Breaking News

Dua Kepala Dinas Buka Suara Terkait Kerusakan Jembatan Ulee Lheue Park

Dua Kepala Dinas Buka Suara Terkait Kerusakan Jembatan Ulee Lheue Park
Proses perbaikan lantai jembatan di pusat kuliner dan wisata Ulee Lheue Park (Foto: Dok PUPR Banda Aceh)

ACEHSTANDAR.COM - Dua Kepala Dinas jajaran Pemerintah Kota Banda Aceh akhirnya buka suara menyangkut kerusakan fasilitas di kawasan pusat kuliner dan wsiata Ulee Lheue Park, diantaranya masalah jembatan rusak.

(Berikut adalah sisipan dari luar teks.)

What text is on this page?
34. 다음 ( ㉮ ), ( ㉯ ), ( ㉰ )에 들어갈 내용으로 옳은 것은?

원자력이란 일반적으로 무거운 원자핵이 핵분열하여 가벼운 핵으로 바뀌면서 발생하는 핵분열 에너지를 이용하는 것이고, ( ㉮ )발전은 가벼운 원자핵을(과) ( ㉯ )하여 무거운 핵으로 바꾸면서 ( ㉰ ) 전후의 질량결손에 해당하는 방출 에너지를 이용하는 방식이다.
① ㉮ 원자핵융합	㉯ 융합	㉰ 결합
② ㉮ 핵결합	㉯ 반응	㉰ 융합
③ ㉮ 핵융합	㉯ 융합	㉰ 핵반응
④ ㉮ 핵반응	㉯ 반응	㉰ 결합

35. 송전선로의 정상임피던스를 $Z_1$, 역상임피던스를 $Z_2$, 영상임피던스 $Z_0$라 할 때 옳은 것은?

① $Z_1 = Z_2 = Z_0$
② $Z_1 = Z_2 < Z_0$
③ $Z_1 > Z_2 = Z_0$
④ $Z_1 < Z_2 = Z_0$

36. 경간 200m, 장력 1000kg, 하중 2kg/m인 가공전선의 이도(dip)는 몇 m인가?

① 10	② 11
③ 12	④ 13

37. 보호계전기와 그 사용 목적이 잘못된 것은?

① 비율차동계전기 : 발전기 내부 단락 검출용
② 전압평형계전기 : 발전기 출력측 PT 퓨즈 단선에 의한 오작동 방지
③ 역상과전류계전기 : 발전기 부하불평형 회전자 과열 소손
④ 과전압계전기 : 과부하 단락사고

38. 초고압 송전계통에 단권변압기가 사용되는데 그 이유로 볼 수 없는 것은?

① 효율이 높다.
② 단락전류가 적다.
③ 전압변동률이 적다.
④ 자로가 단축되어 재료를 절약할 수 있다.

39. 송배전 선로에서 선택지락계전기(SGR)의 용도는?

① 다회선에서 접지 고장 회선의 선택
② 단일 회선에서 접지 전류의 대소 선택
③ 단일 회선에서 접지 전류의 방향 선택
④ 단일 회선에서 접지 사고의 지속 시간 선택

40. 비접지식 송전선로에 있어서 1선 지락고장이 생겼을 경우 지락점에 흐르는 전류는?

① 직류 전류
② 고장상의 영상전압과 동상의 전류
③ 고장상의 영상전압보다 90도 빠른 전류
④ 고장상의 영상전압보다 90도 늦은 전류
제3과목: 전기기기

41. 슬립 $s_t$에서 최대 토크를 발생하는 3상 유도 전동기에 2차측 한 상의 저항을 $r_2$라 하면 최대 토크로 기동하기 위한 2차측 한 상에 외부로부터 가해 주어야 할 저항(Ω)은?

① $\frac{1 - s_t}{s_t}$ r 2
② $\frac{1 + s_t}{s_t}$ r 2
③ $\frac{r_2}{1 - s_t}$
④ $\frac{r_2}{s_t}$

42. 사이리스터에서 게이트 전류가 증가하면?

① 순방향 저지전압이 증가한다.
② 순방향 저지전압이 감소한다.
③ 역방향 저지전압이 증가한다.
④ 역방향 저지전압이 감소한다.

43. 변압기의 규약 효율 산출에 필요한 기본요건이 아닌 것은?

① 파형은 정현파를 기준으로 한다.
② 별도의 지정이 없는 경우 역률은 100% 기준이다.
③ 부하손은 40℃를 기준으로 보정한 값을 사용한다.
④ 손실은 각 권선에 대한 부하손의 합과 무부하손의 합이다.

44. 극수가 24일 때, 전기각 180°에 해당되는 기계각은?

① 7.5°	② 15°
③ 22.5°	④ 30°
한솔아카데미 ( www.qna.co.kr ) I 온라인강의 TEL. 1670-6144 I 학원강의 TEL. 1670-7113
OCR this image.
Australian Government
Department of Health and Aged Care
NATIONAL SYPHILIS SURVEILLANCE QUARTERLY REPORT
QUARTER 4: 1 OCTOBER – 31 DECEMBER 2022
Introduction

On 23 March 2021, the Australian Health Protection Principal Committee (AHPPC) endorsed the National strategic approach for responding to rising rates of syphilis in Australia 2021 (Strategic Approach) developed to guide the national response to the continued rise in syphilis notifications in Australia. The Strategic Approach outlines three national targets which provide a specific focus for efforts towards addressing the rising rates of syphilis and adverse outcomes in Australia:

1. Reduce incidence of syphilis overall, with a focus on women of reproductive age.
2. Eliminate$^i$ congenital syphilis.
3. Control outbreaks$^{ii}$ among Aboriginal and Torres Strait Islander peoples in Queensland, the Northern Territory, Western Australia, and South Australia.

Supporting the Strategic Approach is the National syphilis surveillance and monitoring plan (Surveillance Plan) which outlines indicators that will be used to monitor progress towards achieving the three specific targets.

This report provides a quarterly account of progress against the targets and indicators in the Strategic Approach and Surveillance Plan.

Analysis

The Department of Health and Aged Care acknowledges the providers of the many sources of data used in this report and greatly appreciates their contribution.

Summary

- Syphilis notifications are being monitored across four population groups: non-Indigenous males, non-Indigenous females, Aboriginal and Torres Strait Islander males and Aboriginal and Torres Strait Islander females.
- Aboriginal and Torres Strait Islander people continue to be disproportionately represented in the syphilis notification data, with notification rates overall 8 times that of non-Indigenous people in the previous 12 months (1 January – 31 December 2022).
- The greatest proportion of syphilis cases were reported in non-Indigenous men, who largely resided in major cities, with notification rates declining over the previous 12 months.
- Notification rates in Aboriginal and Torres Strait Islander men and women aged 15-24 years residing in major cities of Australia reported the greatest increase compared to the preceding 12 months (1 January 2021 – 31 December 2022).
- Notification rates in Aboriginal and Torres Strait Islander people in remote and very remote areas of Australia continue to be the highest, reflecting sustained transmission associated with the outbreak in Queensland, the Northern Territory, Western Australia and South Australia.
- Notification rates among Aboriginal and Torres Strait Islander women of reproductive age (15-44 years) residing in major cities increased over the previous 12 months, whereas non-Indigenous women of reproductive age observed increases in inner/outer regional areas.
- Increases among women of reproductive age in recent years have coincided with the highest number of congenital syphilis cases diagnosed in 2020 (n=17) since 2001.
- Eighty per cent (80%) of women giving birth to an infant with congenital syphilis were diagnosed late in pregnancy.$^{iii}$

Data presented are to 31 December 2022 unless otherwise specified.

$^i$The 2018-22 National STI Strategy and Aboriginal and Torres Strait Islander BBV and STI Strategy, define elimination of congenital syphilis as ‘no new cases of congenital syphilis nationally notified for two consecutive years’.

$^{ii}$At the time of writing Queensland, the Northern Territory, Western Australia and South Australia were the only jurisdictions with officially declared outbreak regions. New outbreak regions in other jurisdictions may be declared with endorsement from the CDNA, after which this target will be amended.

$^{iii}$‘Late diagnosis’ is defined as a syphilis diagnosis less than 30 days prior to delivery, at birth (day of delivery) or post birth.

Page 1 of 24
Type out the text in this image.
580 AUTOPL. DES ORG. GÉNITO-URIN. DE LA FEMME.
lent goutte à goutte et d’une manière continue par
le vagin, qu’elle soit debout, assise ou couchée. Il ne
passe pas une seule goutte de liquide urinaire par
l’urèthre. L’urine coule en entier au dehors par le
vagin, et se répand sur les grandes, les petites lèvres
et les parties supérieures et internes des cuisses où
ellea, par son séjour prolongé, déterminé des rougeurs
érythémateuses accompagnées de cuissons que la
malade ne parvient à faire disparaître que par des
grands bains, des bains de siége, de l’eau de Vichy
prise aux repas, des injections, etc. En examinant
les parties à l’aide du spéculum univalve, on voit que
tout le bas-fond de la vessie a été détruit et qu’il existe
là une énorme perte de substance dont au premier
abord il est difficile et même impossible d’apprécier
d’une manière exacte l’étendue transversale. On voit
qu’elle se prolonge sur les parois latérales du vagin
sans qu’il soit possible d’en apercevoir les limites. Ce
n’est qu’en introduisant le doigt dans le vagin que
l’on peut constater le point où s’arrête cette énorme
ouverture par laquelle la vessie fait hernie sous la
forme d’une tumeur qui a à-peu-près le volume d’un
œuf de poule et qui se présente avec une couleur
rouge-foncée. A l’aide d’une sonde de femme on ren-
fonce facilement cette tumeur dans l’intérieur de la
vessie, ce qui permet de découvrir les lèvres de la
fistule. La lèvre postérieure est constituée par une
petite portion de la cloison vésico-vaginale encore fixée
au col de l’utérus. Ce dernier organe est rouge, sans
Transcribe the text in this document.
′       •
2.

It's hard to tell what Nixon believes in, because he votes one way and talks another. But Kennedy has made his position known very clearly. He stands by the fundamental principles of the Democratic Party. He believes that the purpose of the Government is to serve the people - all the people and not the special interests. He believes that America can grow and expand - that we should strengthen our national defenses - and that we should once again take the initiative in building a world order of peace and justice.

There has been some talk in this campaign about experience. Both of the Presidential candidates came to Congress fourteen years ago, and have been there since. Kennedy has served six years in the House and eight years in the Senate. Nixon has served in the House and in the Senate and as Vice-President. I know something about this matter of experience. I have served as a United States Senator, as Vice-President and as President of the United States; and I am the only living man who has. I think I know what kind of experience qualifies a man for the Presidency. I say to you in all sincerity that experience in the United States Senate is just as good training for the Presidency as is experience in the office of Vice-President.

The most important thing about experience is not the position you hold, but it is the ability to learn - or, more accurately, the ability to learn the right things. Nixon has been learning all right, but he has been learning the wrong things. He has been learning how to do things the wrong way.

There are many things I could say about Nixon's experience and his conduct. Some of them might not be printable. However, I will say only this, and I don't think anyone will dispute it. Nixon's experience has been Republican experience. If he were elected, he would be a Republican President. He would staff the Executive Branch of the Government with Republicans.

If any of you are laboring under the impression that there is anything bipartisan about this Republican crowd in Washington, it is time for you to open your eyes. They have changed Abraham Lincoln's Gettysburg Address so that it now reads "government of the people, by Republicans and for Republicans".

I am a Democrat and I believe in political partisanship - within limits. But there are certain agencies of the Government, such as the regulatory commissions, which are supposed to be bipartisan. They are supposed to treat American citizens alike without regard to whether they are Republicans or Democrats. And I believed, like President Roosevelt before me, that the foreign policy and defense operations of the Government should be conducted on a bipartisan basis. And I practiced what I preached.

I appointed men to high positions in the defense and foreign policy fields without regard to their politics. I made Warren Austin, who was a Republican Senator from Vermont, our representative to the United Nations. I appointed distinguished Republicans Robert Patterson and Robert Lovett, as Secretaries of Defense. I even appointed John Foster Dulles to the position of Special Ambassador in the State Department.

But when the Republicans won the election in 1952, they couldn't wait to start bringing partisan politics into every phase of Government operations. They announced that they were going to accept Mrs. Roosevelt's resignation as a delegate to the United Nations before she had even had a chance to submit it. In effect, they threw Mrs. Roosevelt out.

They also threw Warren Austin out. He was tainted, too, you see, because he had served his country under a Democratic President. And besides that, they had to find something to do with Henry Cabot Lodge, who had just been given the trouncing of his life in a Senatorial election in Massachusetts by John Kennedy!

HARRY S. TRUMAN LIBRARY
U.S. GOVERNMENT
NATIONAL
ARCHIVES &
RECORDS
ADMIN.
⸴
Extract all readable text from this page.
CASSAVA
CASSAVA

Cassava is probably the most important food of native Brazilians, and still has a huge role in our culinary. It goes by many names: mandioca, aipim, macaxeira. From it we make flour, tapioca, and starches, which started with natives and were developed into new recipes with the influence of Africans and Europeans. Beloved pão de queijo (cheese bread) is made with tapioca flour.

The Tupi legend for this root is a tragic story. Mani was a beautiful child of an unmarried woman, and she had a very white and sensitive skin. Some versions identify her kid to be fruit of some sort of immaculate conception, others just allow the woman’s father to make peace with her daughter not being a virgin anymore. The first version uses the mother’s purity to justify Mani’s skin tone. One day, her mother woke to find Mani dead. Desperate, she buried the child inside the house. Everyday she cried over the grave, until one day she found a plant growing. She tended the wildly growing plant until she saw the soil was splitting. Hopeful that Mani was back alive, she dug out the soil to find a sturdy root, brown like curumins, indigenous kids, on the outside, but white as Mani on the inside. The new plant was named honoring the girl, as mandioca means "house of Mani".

Kepala Dinas PUPR Kota Banda Aceh Jalaluddin ST MT yang dikofirmasi acehstandar.com menyampaikan, pembangunan lantai jembatan sudah sesuai dengan perencanaan matrialnya dari comwood yang diperuntukkan untuk pejalan kaki. 

Namun yang terjadi di lapangan, kata Jalal sering digunakan oleh oleh oknum-oknum dengan menaiki sepeda motor.

"Ada juga lantai dipecahkan untuk diambil besinya,"kata Kepala Dinas PUPR Kota Banda Aceh Jalaluddin, Minggu (6/6/2021) malam.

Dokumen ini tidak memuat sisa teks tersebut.